𝐂𝐇𝐀𝐏𝐈𝐓𝐑𝐄 𝟐𝟖















—    A  M  E    A  S  S  E  R  V  I  E    —
















武士は食わねど高楊枝
















— NOUS Y SOMMES enfin.

             La voix d’Aizawa résonne dans mon dos tandis qu’il fait glisser mon fauteuil roulant dans ce qui sera à présent ma nouvelle chambre. Malgré l’alter — ou le pouvoir, aux vus des dernières révélations — d’Edward, celui-ci m’a préconisé de minimiser la marche durant un certain temps. Alors naturellement, le professeur m’a dégoté un fauteuil roulant.

             L’espace est assez agréable, ici. Le rez-de-chaussée fait office de salle commune tandis que les étages sont occupés par des chambres. J’ai d’abord cru que nous dormirions avec les autres professeurs mais les directives sont claires : nous devons pouvoir intervenir le plus vite possible en pleine nuit.

             Alors, dès demain quand ils poseront leurs valises, nous vivrons en leur compagnie sans arrêt.

— Oh…, je réalise en observant la chambre devant moi.

— Elle n’est pas décorée mais si tu veux on peut aller dans une boutique de décoration dès cette après-midi, m’assure-t-il en bloquant mon fauteuil, avançant dans la pièce pour y déposer mon sac.

             Vide. Entièrement vide. Très large et spacieuse, parée de murs blancs et parquets et seulement traversée d’un matelas avec deux oreillers et une couverture. Etant donné que les élèves ont reçu pour directive de décorer seul leur chambre, je suppose qu’il est normal qu’elle ait cet aspect avant l’emménagement.

             Mais ce n’est pas ce qui me surprend.

— Non, c’est juste que… Tu dors plus dans la même pièce que moi pour me surveiller ? Les élèves sont à côté, pourtant. Il y a un risque.

             Mon ventre se tord tandis que je réalise les phrases que je prononce.

             Aizawa, de son côté, se raidit. Bien que dos à moi, sa queue de cheval me permet de voir sa nuque virer au rouge. Je détourne les yeux, embarrassée.

— Tu es une femme, tu as le droit à un peu d’intimité. Surtout que ton combat contre All for One m’a prouvé de quel côté tu étais réellement, répond-t-il d’une voix bougonne. Je n’ai vraiment pas besoin de te surveiller.

             Mes lèvres se pince. Je ne sais pas réellement pourquoi mais cette annonce me déplaît.
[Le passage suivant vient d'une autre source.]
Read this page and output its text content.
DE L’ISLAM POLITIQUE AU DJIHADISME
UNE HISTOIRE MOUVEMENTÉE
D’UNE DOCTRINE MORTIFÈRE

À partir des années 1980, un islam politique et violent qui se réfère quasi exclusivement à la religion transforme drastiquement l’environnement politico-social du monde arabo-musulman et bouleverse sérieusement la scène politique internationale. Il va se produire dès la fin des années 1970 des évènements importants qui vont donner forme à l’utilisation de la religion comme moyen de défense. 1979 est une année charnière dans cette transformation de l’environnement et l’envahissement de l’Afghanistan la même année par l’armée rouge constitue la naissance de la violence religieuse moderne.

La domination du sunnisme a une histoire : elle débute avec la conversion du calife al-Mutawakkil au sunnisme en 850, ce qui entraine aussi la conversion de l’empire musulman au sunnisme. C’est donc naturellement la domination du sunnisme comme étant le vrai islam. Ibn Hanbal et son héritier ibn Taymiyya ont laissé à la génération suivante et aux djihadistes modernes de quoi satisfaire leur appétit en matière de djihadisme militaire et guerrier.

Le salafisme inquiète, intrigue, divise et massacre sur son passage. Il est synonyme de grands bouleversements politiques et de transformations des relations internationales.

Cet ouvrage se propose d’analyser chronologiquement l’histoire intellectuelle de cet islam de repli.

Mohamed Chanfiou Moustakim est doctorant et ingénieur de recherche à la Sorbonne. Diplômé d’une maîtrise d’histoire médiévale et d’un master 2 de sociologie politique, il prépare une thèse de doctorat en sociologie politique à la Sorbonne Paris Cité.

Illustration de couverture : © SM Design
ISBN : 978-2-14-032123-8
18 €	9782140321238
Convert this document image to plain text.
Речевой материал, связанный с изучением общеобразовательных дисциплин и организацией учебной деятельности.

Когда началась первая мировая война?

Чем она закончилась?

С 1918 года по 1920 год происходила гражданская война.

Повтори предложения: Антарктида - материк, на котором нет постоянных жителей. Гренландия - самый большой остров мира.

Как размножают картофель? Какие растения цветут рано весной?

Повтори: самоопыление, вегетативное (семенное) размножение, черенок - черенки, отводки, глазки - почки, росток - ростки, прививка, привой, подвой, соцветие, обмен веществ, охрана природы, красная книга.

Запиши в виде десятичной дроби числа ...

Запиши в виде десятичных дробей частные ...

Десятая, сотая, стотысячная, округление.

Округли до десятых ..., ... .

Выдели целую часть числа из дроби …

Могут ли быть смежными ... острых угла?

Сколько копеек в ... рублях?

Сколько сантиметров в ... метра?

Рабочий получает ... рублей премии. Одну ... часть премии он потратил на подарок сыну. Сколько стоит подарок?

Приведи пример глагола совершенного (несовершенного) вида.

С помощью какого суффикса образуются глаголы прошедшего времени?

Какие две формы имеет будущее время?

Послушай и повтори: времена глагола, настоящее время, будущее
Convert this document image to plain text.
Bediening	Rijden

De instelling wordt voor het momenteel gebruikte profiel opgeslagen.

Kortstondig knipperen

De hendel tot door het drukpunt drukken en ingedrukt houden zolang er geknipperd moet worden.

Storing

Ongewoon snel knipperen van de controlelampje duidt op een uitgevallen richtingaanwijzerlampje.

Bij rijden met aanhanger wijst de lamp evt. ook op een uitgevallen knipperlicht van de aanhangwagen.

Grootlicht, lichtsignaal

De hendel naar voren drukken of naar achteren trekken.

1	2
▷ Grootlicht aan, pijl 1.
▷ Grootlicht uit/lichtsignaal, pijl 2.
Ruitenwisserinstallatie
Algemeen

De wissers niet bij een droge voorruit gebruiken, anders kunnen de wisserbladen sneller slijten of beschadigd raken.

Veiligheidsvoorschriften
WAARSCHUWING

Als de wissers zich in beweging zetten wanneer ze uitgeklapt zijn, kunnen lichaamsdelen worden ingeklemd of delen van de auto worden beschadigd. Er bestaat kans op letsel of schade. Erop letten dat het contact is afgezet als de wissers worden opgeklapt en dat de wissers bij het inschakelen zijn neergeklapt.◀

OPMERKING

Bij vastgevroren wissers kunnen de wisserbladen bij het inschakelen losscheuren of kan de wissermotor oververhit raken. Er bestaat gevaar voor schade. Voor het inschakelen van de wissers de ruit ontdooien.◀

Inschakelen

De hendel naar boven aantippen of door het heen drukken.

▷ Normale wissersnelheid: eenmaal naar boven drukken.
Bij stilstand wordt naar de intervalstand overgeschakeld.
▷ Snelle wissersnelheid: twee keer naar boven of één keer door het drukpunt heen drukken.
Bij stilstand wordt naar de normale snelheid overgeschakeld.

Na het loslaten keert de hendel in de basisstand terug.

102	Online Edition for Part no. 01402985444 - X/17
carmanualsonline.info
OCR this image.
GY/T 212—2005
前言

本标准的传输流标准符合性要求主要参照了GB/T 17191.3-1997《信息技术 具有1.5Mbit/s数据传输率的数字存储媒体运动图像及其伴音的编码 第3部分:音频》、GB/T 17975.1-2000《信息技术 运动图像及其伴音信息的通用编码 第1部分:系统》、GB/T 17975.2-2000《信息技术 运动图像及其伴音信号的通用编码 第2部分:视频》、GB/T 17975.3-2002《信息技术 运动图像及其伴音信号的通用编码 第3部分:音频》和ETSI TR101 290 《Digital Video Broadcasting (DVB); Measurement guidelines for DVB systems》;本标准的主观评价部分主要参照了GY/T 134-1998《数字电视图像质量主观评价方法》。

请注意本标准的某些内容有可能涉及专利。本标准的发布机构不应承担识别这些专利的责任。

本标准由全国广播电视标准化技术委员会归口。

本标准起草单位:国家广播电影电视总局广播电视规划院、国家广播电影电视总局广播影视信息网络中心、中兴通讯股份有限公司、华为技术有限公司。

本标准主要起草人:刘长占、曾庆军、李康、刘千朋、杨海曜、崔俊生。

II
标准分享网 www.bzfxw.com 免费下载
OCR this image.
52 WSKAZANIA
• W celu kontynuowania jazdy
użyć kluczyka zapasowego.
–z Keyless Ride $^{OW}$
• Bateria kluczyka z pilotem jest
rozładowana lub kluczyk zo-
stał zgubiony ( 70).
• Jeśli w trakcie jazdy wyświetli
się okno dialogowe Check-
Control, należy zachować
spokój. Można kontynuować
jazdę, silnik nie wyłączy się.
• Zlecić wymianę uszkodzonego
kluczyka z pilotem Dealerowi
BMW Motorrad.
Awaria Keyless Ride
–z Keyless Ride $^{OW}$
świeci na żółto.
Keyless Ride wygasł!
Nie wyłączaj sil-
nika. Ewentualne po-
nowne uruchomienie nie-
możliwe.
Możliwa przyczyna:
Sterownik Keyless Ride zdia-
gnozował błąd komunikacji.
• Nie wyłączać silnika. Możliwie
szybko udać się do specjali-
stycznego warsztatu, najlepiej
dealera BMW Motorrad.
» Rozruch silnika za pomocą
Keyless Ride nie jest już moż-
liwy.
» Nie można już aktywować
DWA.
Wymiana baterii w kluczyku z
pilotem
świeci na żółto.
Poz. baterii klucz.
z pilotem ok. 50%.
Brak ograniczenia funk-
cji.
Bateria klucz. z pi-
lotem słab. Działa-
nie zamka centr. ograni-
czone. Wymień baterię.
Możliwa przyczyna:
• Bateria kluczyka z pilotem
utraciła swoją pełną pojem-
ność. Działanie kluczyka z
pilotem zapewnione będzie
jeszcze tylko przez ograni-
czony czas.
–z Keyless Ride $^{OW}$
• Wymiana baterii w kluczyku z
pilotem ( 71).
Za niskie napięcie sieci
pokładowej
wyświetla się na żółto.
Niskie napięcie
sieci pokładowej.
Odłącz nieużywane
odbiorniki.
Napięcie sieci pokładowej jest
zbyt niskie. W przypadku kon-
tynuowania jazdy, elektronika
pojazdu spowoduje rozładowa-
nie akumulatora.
Je vais pourtant enfin pouvoir être seule, à l’aise pour dormir comme je l’entends, ronfler, baver ou même avoir une tête odieuse au petit matin.

             Enfin, inutile de me mentir. Même avec lui, je pouvais faire tout cela. Il n’est pas homme à juger les autres.

— Ah…, je lâche simplement. Merci.

— Tu n’as pas l’air très enchantée par cette idée, fait-il remarquer en se tournant vers moi.

             Mes sourcils se froncent et je nie aussitôt.

— Si, si ! Un peu d’intimité, ça va me faire du bien !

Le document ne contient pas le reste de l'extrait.